For the first time since he left it as a child, Ryan is pulled back to his hometown when a teenage girl is found murdered on an archaeological dig site. As he and Maddox try to figure out why someone might have killed the aspiring ballerina, he can’t help but also start to try to dig around inside his own past for any clues it may offer. They chase down leads and become even closer as the stress mounts, creating a combustible situation as Ryan becomes less and less able to separate the crime at hand from whatever might have happened to him that long-ago summer day.
I very much enjoyed this book…while mystery doesn’t tend to be my genre of choice (I find it too often dependent on hiding information from the reader and/or ridiculous plotting to build suspense), French also creates excellent, compelling characters and allows their development to be just as crucial to the story as the twists and turns of the investigation. I was emotionally invested in both Ryan and Maddox and wanted to know more about them and the ways their personal lives impacted their police work. And I thought the central mystery was also very well-done and nicely walked the line between dropping clues that fed into the ending without just spelling it out and laying it out there on a plate for you. Then again, “figuring it out” too early doesn’t usually detract from my ability to enjoy the work…I’ve long maintained that if your story doesn’t work unless the reader is surprised, it’s not a good story, it’s just a good twist.

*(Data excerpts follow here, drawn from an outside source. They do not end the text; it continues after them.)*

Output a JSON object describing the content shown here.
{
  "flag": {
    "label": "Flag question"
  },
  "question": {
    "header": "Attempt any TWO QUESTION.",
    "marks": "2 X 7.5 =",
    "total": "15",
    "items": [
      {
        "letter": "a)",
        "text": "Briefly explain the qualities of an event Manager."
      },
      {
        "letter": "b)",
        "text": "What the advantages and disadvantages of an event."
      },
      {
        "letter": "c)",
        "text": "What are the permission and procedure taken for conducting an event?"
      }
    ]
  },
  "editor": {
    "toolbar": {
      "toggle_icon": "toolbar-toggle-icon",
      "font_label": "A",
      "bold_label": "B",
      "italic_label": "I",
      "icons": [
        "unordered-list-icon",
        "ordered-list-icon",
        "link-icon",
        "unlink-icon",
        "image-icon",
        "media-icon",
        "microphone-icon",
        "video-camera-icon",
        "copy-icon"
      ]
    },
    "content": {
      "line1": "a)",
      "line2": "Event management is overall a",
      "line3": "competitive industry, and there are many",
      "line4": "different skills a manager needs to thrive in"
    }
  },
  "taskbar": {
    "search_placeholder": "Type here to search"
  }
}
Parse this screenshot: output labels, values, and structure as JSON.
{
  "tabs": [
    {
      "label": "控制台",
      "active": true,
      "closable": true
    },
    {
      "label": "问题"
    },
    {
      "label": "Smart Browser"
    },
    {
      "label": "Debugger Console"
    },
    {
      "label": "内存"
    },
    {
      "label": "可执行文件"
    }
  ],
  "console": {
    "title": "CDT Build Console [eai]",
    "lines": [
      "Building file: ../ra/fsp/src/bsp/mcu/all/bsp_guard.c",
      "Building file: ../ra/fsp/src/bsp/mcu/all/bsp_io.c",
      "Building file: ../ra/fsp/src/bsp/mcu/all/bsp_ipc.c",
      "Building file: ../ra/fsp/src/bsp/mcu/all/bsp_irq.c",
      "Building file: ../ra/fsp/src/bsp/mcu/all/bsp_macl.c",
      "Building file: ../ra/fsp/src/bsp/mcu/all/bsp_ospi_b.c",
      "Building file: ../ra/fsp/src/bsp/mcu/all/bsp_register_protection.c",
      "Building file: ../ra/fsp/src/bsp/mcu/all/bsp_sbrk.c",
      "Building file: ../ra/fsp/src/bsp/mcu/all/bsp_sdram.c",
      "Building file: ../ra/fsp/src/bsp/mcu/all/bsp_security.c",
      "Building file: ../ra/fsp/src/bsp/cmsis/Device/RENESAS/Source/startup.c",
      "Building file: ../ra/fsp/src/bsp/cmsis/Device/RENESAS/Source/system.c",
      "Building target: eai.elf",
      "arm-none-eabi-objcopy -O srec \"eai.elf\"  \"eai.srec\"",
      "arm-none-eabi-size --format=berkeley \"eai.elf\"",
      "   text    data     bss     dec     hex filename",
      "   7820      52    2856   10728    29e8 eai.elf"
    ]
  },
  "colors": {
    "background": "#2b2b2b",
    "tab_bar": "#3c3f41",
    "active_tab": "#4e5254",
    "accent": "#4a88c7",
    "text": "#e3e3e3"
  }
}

And while the central mystery is wrapped up, I will warn you away from this book if you hate books that have significant ambiguity to the ending: Ryan is never quite able to piece together what happened that day in the woods. I personally didn’t mind it and thought French did a good job with keeping that part of the story relevant even if it never came together, if only for the way it impacted Ryan and his mental/emotional state. This is the first in a series, and I’ve actually heard quite often that it’s the weakest of them, so if this is as bad as it gets (and I thought it was really good), I’m excited to read the rest of them. I’d recommend it to everyone, even if you don’t usually like mysteries.